Scattering amplitudes are fundamental objects in any quantum field theory. They describe probabilities of interactions of elementary particles. The standard method to calculate amplitudes is using Lagrangians and Feynman diagrams. This universal method suffers from huge redundancies when applied in gauge theories in gravity. In the modern powerful approaches like unitarity methods or recursion relations these redundancies are absent. In last few years there has been an increasing number of evidence that there exist a completely new formulation of physics using abstract mathematical objects. In the case of maximally supersymmetric Yang-Mills theory in planar limit it was showed that scattering amplitudes can be calculated of volumes of polytopes in abstract high dimensional spaces. The physical principles like unitarity and locality are derived from the underlying geometry. This discovery can shed new light on perturbation theory, and it might possibly lead to new more geometric reformulation of quantum field theory.
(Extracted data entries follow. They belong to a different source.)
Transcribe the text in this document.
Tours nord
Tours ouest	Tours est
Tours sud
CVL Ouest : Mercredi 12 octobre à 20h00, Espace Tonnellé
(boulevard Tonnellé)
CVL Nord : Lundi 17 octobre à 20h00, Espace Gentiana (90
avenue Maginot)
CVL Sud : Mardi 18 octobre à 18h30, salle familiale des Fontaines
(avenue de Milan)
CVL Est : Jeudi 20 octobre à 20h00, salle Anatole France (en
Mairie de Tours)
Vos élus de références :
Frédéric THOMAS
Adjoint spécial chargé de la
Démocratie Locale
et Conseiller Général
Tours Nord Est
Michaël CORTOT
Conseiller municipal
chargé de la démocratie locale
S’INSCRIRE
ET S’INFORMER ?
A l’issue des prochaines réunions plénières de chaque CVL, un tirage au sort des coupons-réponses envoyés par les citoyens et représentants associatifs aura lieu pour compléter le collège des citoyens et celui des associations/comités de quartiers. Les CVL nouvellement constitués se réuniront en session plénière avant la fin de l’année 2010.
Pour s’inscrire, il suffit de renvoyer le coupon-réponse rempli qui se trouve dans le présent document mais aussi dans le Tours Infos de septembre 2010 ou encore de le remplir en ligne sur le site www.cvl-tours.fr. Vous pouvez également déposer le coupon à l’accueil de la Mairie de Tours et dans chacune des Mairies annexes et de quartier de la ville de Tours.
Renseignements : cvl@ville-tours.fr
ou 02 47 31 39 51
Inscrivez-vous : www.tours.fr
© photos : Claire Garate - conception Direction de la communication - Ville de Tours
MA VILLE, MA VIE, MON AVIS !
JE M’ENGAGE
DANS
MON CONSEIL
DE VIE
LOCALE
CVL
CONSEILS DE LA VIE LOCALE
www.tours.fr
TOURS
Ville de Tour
For a complete list of my papers see the INSPIRE link.
Recent discoveries
In 2012 we published a long paper on the relation between scattering amplitudes in planar N=4 SYM and positive Grassmannian. In this paper we defined new set of kinematical functions, on-shell diagra
ms, and we showed that cuts of the amplitude as well as the recursion relations can be formulated in this language. The surprising part was the connection between these objects with the cells in the positive Grassmannian and permutations. In addition to being a fascinating connection it also proved that all singularities of amplitudes are logarithmic.
One year later, we found that this picture can be further generalized and the amplitudes can be calculated as volumes of Amplituhedron which is a generalization of the positive Grassmanian, not yet studied by mathematicians. This step removed rest of the physical intuition and defined the amplitude in abstract mathematical terms.
More recently, I have been working on the refinement of the amplituhedron picture for the logarithm of the amplitude (which exhibits a mild IR divergence) using negative geometry expansion which allows us to do all-loop order resummations. I have been also looking for non-planar generalizations of the Amplituhedron, this includes non-planar on-shell diagrams which might correspond to certain non-convex configurations in the Grassmannian.
I have been also very interested in the new formulations for gravity amplitudes. In particular, we found the Grassmannian formulation does extend for gravity on-shell diagrams, and more recently found some completely new formulas for certain tree-level amplitudes, and some unexpected relations between on-shell building blocks, which all point to some radically new formulation for gavity amplitudes yet to be discovered.
I also worked on the new methods how to calculate amplitudes in effective field theories. In particular, we showed that imposing soft limit behavior of scattering amplitudes fixes completely certain scalar effective field theories and we formulated new recursion relations in this context. We also applied this method to vector theories, and more recently found interesting connections to the double-copy and hidden zeroes.